By Saleh Mwanamilongo | AP November 10 at 19:43 KINSHASA, Congo – Congo's latest Ebola eruption is the worst in…

KINSHASA, Congo – Congo’s latest Ebola eruption is the worst in the country’s recorded history with 319 confirmed and probable cases, the Health Ministry said.

The deadly virus has killed about 198 people since the outbreak was declared August 1st in the fugitive East, the Ministry said. The dead include 163 confirmed Ebola cases, with 35 probable deaths. Almost 100 people have survived Ebola.

This is Congo’s 10th outbreak since 1976, when hemorrhagic fever was identified for the first time in Yambuku, in the Equator province, the Ministry said.

Health Secretary Dr. Oly Ilunga Kalenga said last Friday that the numbers now exceed this outbreak.

“No other epidemic in the world has been as complex as the one we are currently experiencing,” said Kalenga. “Since their arrival in the region, the respondents have encountered threats, physical abuse, repeated destruction of their equipment and kidnapping.
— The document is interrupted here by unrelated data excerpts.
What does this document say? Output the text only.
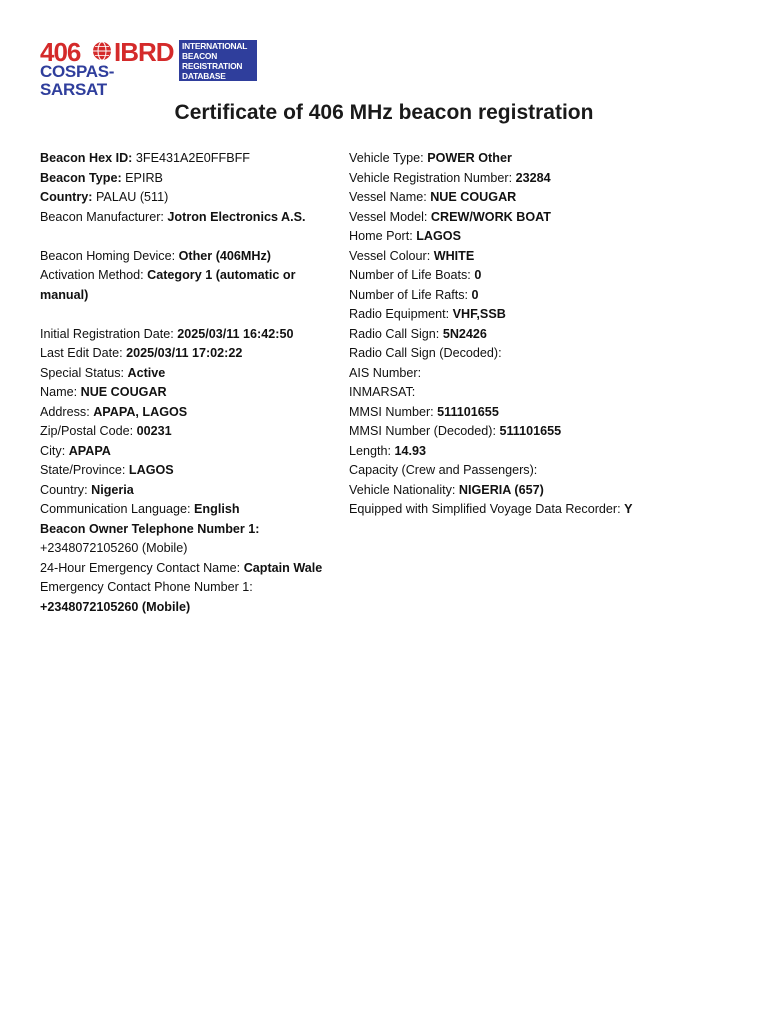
406 IBRD
COSPAS-SARSAT
INTERNATIONAL
BEACON
REGISTRATION
DATABASE
Certificate of 406 MHz beacon registration
Beacon Hex ID: 3FE431A2E0FFBFF
Beacon Type: EPIRB
Country: PALAU (511)
Beacon Manufacturer: Jotron Electronics A.S.
Beacon Homing Device: Other (406MHz)
Activation Method: Category 1 (automatic or manual)
Initial Registration Date: 2025/03/11 16:42:50
Last Edit Date: 2025/03/11 17:02:22
Special Status: Active
Name: NUE COUGAR
Address: APAPA, LAGOS
Zip/Postal Code: 00231
City: APAPA
State/Province: LAGOS
Country: Nigeria
Communication Language: English
Beacon Owner Telephone Number 1:
+2348072105260 (Mobile)
24-Hour Emergency Contact Name: Captain Wale
Emergency Contact Phone Number 1:
+2348072105260 (Mobile)
Vehicle Type: POWER Other
Vehicle Registration Number: 23284
Vessel Name: NUE COUGAR
Vessel Model: CREW/WORK BOAT
Home Port: LAGOS
Vessel Colour: WHITE
Number of Life Boats: 0
Number of Life Rafts: 0
Radio Equipment: VHF,SSB
Radio Call Sign: 5N2426
Radio Call Sign (Decoded):
AIS Number:
INMARSAT:
MMSI Number: 511101655
MMSI Number (Decoded): 511101655
Length: 14.93
Capacity (Crew and Passengers):
Vehicle Nationality: NIGERIA (657)
Equipped with Simplified Voyage Data Recorder: Y
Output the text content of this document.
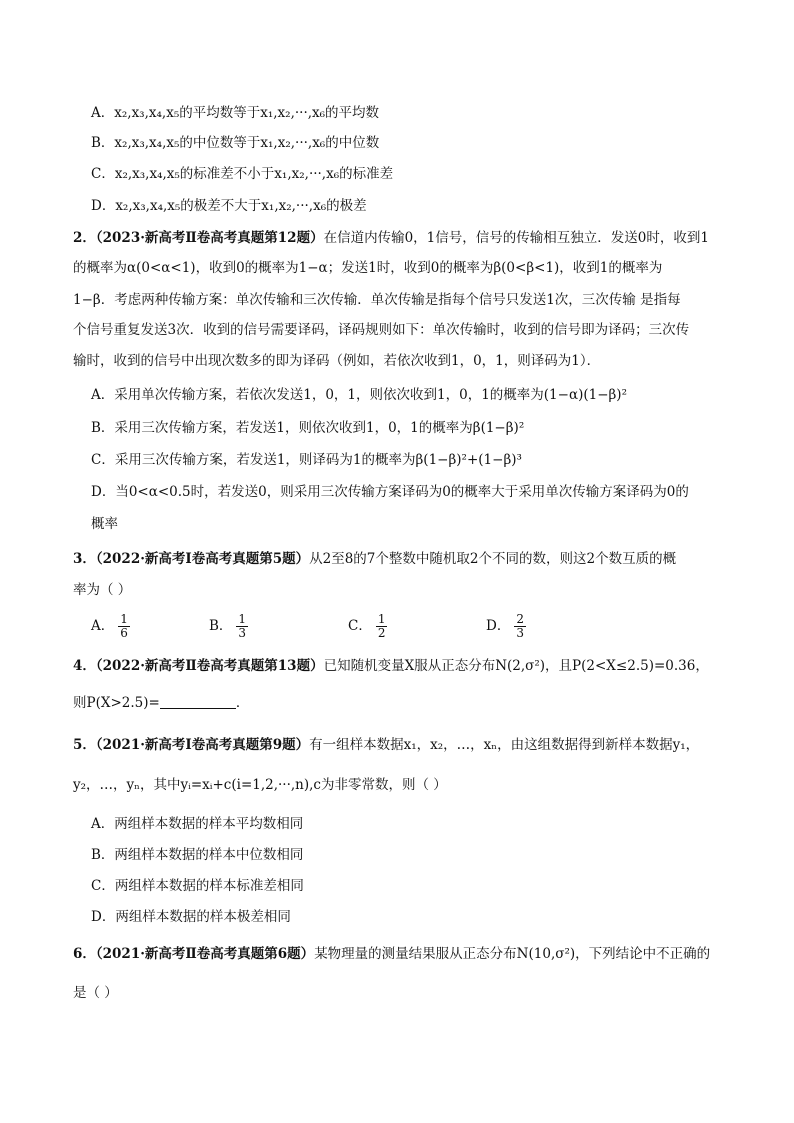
A．x₂,x₃,x₄,x₅的平均数等于x₁,x₂,···,x₆的平均数
B．x₂,x₃,x₄,x₅的中位数等于x₁,x₂,···,x₆的中位数
C．x₂,x₃,x₄,x₅的标准差不小于x₁,x₂,···,x₆的标准差
D．x₂,x₃,x₄,x₅的极差不大于x₁,x₂,···,x₆的极差
2．（2023·新高考Ⅱ卷高考真题第12题）在信道内传输0，1信号，信号的传输相互独立．发送0时，收到1
的概率为α(0<α<1)，收到0的概率为1−α；发送1时，收到0的概率为β(0<β<1)，收到1的概率为
1−β．考虑两种传输方案：单次传输和三次传输．单次传输是指每个信号只发送1次，三次传输 是指每
个信号重复发送3次．收到的信号需要译码，译码规则如下：单次传输时，收到的信号即为译码；三次传
输时，收到的信号中出现次数多的即为译码（例如，若依次收到1，0，1，则译码为1）．
A．采用单次传输方案，若依次发送1，0，1，则依次收到1，0，1的概率为(1−α)(1−β)²
B．采用三次传输方案，若发送1，则依次收到1，0，1的概率为β(1−β)²
C．采用三次传输方案，若发送1，则译码为1的概率为β(1−β)²+(1−β)³
D．当0<α<0.5时，若发送0，则采用三次传输方案译码为0的概率大于采用单次传输方案译码为0的
概率
3．（2022·新高考Ⅰ卷高考真题第5题）从2至8的7个整数中随机取2个不同的数，则这2个数互质的概
率为（ ）
A． $\frac{1}{6}$	B． $\frac{1}{3}$	C． $\frac{1}{2}$	D． $\frac{2}{3}$
4．（2022·新高考Ⅱ卷高考真题第13题）已知随机变量X服从正态分布N(2,σ²)，且P(2<X≤2.5)=0.36，
则P(X>2.5)=	．
5．（2021·新高考Ⅰ卷高考真题第9题）有一组样本数据x₁，x₂，…，xₙ，由这组数据得到新样本数据y₁，
y₂，…，yₙ，其中yᵢ=xᵢ+c(i=1,2,···,n),c为非零常数，则（ ）
A．两组样本数据的样本平均数相同
B．两组样本数据的样本中位数相同
C．两组样本数据的样本标准差相同
D．两组样本数据的样本极差相同
6．（2021·新高考Ⅱ卷高考真题第6题）某物理量的测量结果服从正态分布N(10,σ²)，下列结论中不正确的
是（ ）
Two of our Rapid Response Medical Unit colleagues even lost their lives in an attack.”

Armed groups striving for The control of the Congo’s mineral-rich east has organized regular attacks in Congo’s Ituri and North Kivu provinces, which complicates health-conscious officials who also face community resistance.

However, health officials have managed to vaccinate more than 27,000 high-risk contacts, of which at least half could have developed Ebola, health care said.

“This epidemic remains dangerous and unpredictable and we must not let our guard down. We must continue to drive a very dynamic response that requires permanent adjustments and genuine ownership at Community level.”

The head of UN peacekeeping operations promised this week to do more with the Government of Congo to improve the security of the country’s east.

This is the first time an Ebola eruption has occurred in the northeastern part of Congo. The Ministry of Health has said that teams responding to the Ebola eruption are attacked on average three or four times a week, a level of violence not seen in the country’s nine previous outbreaks of the virus.

Ebola is spread through body fluids from infected persons, including the dead.


AP author Carley Petesch in Dakar, Senegal, contributed to this report.